Model validation should not be a one-time event. Progressive firms treat model versioning akin to software engineering, where every new data source or retraining cycle necessitates a fresh approval process. If an institution cannot clearly explain a model’s decision-making process to a regulator, that model should not be entrusted with making such decisions.
Furthermore, the remediation process following a model or smart contract failure differs significantly from addressing manual process errors. It involves disentangling a system that may have propagated an error across all its operations. The existence of a comprehensive audit trail – including logs, inputs, outputs, model versions, code versions, and deployment records – is crucial before a failure occurs. Simply attributing a failure to "the model" will not satisfy supervisors. Instead, they will demand explanations regarding who approved the model, how it was tested, which controls failed to detect the issue, and which clients were impacted.
The 2027 Prognosis: A Controlled and Accountable Governance Perimeter
Over the next two years, supervisory scrutiny is expected to intensify in several key areas:
- Custody and Client Asset Protection: Ensuring the secure safeguarding of client assets within complex digital ecosystems.

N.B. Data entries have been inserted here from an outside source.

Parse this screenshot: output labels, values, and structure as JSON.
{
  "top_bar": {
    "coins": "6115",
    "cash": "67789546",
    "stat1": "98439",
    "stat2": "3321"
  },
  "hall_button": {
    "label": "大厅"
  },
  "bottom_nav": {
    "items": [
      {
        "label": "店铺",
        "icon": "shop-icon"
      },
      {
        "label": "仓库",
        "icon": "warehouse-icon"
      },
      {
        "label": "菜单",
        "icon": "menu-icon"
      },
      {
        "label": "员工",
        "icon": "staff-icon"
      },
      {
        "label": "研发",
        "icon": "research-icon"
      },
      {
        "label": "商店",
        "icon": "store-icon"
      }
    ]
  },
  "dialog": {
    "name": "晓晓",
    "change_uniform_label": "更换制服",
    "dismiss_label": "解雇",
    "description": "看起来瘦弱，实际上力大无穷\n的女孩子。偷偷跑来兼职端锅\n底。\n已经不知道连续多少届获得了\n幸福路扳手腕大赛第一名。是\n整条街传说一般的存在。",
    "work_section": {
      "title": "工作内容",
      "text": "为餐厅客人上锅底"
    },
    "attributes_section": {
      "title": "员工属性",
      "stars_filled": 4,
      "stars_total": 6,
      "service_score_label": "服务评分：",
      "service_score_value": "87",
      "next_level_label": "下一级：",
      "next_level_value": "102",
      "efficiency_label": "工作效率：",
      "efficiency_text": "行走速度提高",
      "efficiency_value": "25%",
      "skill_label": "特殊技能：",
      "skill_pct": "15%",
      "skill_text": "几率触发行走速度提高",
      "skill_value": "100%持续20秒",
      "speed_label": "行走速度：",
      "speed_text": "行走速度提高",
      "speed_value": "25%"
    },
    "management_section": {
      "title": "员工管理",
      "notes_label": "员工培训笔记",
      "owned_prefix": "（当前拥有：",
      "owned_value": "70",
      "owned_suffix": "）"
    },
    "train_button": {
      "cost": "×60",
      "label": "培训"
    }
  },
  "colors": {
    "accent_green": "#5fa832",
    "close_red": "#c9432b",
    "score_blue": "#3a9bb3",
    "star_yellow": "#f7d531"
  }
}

- Liquidity and Concentration Risk under Stress: Assessing an institution’s resilience during periods of market volatility and concentrated risk.
- Operational Resilience: Maintaining robust operations across evolving technology landscapes, including blockchain disruptions.
- Model Accountability: Verifying real-world validation and meaningful human oversight for AI models.
- Cross-Border Clarity: Establishing clear lines of responsibility for legal entities operating across different jurisdictions.
The UK’s Financial Conduct Authority (FCA) discussion paper DP25/1 already signals the UK’s intent to integrate crypto activities within its regulatory perimeter. This trajectory is consistent globally, despite variations in implementation timelines.
By 2027, the defining question for any institution operating at the intersection of these emerging technologies will be its ability to demonstrably prove, both in real-time and retrospectively, that every automated decision, asset movement, and client exposure was contained within a controlled, explainable, and accountable governance perimeter. This includes clearly identifying who approved the model, who validated the data, who tested the smart contract, and who possessed the authority to halt operations.
Institutions that proactively address these governance gaps will be instrumental in shaping the future of the financial services landscape. Those that fail to do so risk learning about the consequences through enforcement actions.